CRB: The chosen and the woke

We continue our preview of the new (Summer) issue of the Claremont Review of Books hot off the press. It went into the mail on Monday and is accessible online to subscribers now. Buy an annual subscription including immediate online access here for the modest price of $19.95. If you love trustworthy essays on, and reviews of books about, politics, history, literature and culture, the CRB may be for you.

In the second of the three pieces that I picked to preview for Power Line readers, we have CRB senior editor William Voegeli deliberating at length on the woke Left’s increasing antipathy to Israel. The rise of Ilhan Omar and Rashida Tlaib in the ranks of the Democratic Party is only the latest manifestation of this antipathy. Their press conference yesterday in St. Paul can stand as a short course in the injection of anti-Semitic hatred of Israel into the mainstream of the Democratic Party. With only slight modifications — the substitution of “the enemy” or “Zionist entity” for “Israel,” for example — their remarks could easily have come from the chairman of the PLO or the leaders of Hamas and Hezbollah.

Quoting Susie Linfield, Voegeli notes the Left’s blanket hatred of Israel, “in particular its startling ability to support regimes far more repressive and violent, and far less egalitarian and politically open, than Israel.” Linfield’s analysis makes clear that this animus cannot be explained as a reaction to particular Israeli policies regarding Palestinians, but makes sense only by realizing that many progressives “are repelled by the existence of Israel itself.” Voegeli seeks to account for the repulsion.

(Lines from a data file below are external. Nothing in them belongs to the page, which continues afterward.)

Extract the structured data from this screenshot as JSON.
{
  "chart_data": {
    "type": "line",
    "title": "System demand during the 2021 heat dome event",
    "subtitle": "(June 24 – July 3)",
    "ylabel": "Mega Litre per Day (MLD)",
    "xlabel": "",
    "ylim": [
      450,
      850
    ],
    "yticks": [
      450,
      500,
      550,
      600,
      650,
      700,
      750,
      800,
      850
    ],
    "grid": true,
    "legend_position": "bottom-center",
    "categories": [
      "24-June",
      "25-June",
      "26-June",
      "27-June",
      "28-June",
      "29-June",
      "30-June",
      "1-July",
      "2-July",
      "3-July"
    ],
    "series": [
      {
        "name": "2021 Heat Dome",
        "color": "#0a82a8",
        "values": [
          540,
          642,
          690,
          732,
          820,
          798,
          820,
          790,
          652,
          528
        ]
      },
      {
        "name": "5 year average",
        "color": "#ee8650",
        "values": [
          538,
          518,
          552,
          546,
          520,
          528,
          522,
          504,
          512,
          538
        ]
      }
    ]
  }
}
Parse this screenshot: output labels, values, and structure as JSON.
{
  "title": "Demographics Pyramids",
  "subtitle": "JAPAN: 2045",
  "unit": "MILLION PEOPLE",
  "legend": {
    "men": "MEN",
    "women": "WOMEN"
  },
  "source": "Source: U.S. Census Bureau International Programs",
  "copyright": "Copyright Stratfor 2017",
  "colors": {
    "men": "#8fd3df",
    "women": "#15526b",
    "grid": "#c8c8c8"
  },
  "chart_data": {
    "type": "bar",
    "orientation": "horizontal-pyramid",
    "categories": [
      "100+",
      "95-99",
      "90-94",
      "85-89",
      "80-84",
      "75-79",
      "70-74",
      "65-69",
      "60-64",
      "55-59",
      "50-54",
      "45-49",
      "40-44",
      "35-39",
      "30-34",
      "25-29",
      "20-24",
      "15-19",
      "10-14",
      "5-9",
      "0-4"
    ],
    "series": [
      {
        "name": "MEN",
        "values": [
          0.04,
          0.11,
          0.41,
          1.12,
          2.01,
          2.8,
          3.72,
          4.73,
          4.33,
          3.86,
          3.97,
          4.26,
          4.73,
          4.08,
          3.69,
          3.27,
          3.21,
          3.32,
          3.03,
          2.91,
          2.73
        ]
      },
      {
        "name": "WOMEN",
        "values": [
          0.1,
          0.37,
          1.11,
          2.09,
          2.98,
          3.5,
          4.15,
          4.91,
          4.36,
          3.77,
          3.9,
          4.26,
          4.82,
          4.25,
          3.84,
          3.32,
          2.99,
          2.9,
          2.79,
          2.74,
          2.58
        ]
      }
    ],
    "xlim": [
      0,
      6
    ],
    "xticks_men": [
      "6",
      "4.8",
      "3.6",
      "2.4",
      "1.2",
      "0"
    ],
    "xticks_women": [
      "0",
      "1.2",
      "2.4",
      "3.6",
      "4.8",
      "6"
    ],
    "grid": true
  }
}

This is a timely essay treating the question in widely applicable terms. Voegeli concludes:

Americans have more pressing reasons to reject the Great Awokening than Israel’s national security, but none more clarifying. The case of Israel demonstrates that national identity is less a threat to democracy than a prerequisite for it. As the Hoover Institution’s Peter Berkowitz wrote after the passage of the nation-state law, “Since the largest viable political unit to which citizens can plausibly consent—even tacitly—is a state characterized by shared traditions, language, and political hopes, the modern tradition of freedom reinforces the case for nationalism.” The future of Israel, America, and other nations will be shaped by the contest between the Great Awokening and Somewhereism. If the latter prevails, it will be because national majorities around the world come to feel that “[t]his is our nation, language, and flag,” is not just a legitimate thing for an Israeli prime minister to say, but also for patriotic citizens of any decent country to believe.

Voegeli’s essay is “The Chosen and the Woke.” Highly recommended.